Inserido na coleção "Pintar o verde com letras", O Guarda-Rios constitui um dos mais originais livros aí agrupados pela opção por um texto mínimo, quase lírico, que recria, sob a forma de uma singular narrativa mítica, a génese da vinha. Implicitamente associado ao universo - geográfico, natural, cultural - do Douro vinhateiro, o texto, cedendo a primazia da página às imagens de Cristina Valadas, com as quais dialoga, estabelece uma espécie de linhagem nobre para o vinho, apresentando-o como o resultado da fusão de elementos naturais como a terra (as encostas), o fogo (o sol), a água (o rio) e o homem. A paisagem natural e as suas múltiplas condicionantes, algumas aparentemente adversas, sofrem uma evolução que permite a obtenção de um produto único, o mesmo que leva o guarda-rios a pensar "ser guarda-vinhas" e, para isso, "treinava chilreios de vindimar".
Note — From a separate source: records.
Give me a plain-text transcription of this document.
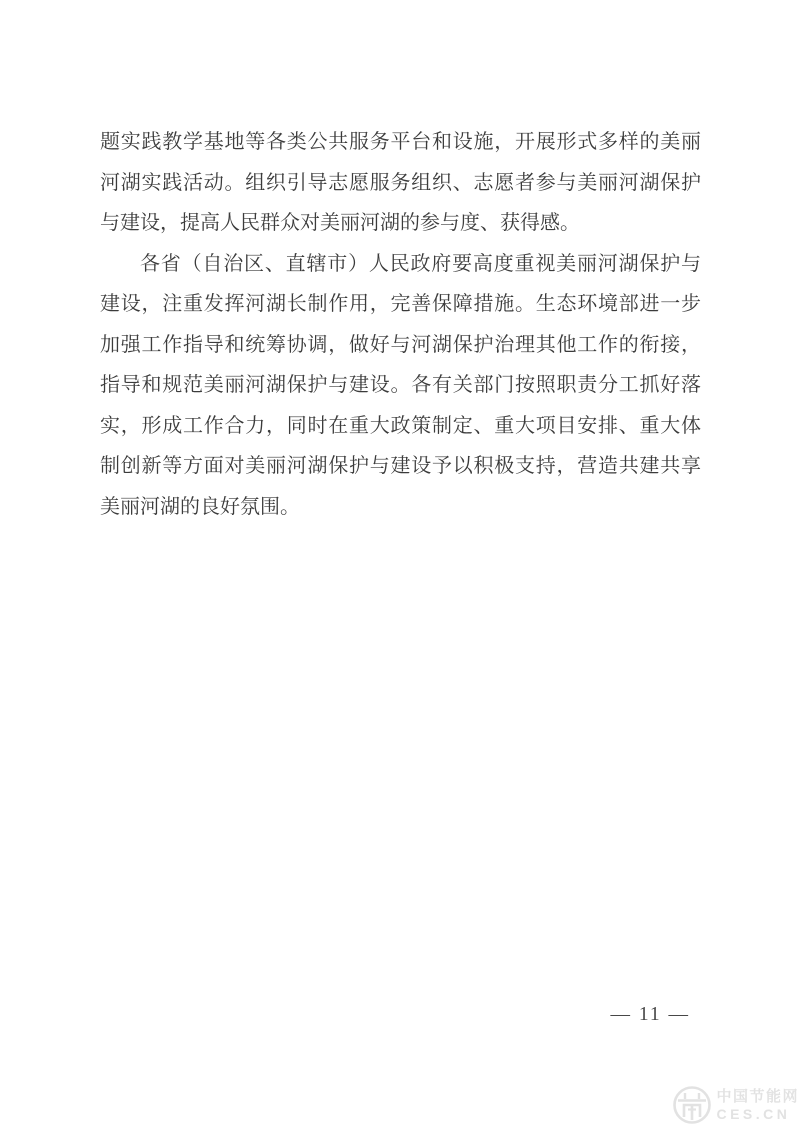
题实践教学基地等各类公共服务平台和设施，开展形式多样的美丽
河湖实践活动。组织引导志愿服务组织、志愿者参与美丽河湖保护
与建设，提高人民群众对美丽河湖的参与度、获得感。
各省（自治区、直辖市）人民政府要高度重视美丽河湖保护与
建设，注重发挥河湖长制作用，完善保障措施。生态环境部进一步
加强工作指导和统筹协调，做好与河湖保护治理其他工作的衔接，
指导和规范美丽河湖保护与建设。各有关部门按照职责分工抓好落
实，形成工作合力，同时在重大政策制定、重大项目安排、重大体
制创新等方面对美丽河湖保护与建设予以积极支持，营造共建共享
美丽河湖的良好氛围。
— 11 —
中国节能网
CES.CN
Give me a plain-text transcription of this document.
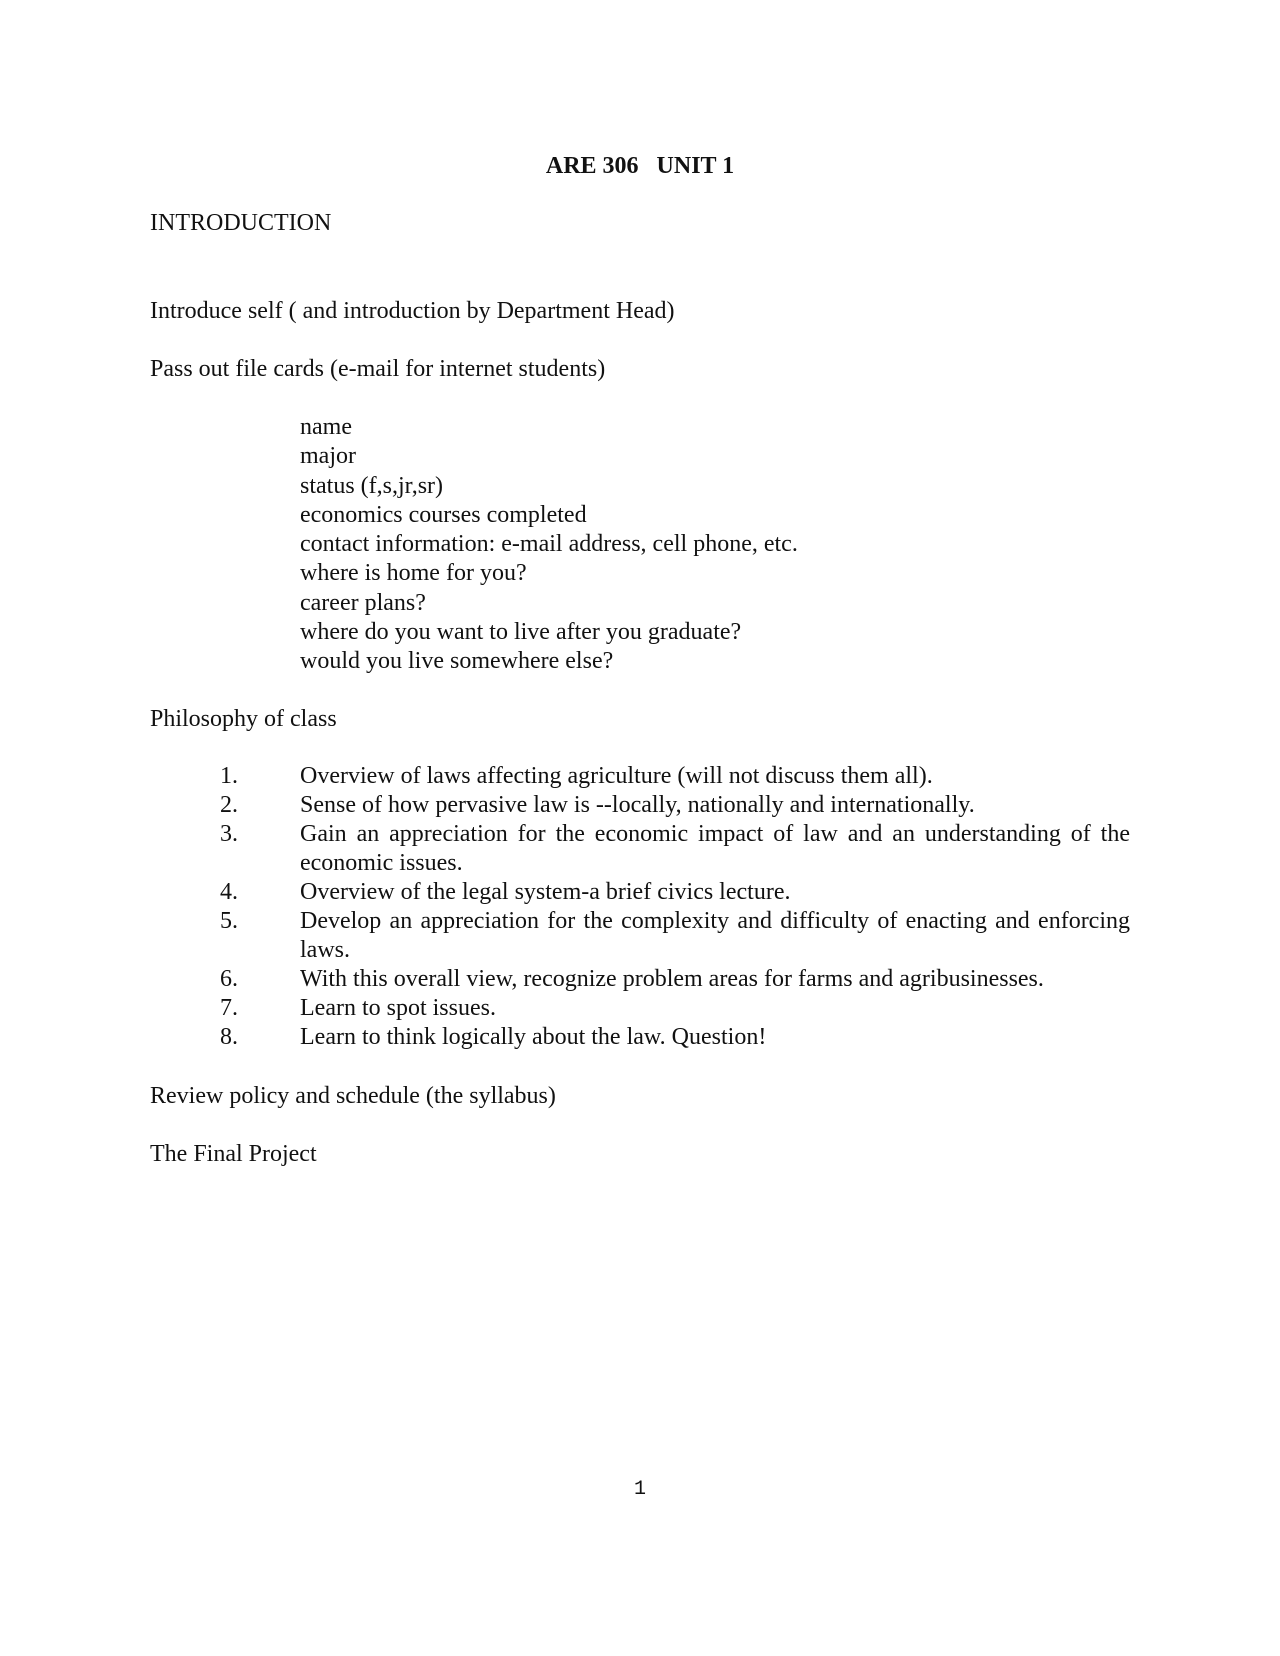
ARE 306   UNIT 1
INTRODUCTION
Introduce self ( and introduction by Department Head)
Pass out file cards (e-mail for internet students)
name
major
status (f,s,jr,sr)
economics courses completed
contact information: e-mail address, cell phone, etc.
where is home for you?
career plans?
where do you want to live after you graduate?
would you live somewhere else?
Philosophy of class
1.	Overview of laws affecting agriculture (will not discuss them all).
2.	Sense of how pervasive law is --locally, nationally and internationally.
3.	Gain an appreciation for the economic impact of law and an understanding of the economic issues.
4.	Overview of the legal system-a brief civics lecture.
5.	Develop an appreciation for the complexity and difficulty of enacting and enforcing laws.
6.	With this overall view, recognize problem areas for farms and agribusinesses.
7.	Learn to spot issues.
8.	Learn to think logically about the law. Question!
Review policy and schedule (the syllabus)
The Final Project
1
Do texto sobressai, para além da brevidade e da opção por uma estruturação que lembra o verso, a valorização da dimensão cromática, em estreita articulação com as ilustrações que dão conta da variação que carateriza a natureza e a paisagem. As cores e o seu impacto refletem os vários intervenientes no processo, mas também ajudam a perceber a sugestão da sua fusão na vinha e no vinho. Personificados ou, pelo menos, animados de vontades e sentimentos, sol, terra e água surgem como fonte de vida da vinha: "gotas que não eram de água, nem de fogo. / Gotas ou lágrimas de chuva, que secavam, multicolores, ao sol. / Lágrimas de um verde verdejante que vinha das ervas, / De um azul azulejante que vinha do céu, / De um vermelho vermelhante que vinha do sol." De alguma forma, o resultado (a vinha) surge de modo inesperado, fortuita mas naturalmente, do namoro prolongado entre terra e sol, entre chuva que se evapora por ação do fogo, e fogo que se apaga por ação da chuva, numa interação de naturais interferências mútuas, enquanto "o Arco-íris retocava tudo de novo", o que constitui uma velada evocação quase religiosa de uma aliança entre o inferior e o superior, entre o material e o transcendente.

As ilustrações de Cristina Valadas exploram, sobretudo, o jogo cromático que carateriza o texto, brincando igualmente com as formas e com a composição da página dupla. A partir de formas simples, mais ou menos reconhecíveis, com a da vinha, a criadora vai procedendo a alterações de cor, recriando as variações na paisagem que acompanham a passagem do tempo e o desenrolar da ação.

Não constituindo uma narrativa de explícita promoção da ecoliteracia, esta obra necessitará, provavelmente, da intervenção atenta de um mediador para que as suas dimensões pedagógicas, ao nível da literacia ecológica, possam ser salientadas. Encerra, ainda assim, virtualidades interessantes neste campo, possibilitando a reflexão acerca da interação entre os elementos com vista ao resultado final, assim como acerca do papel do tempo nesse processo.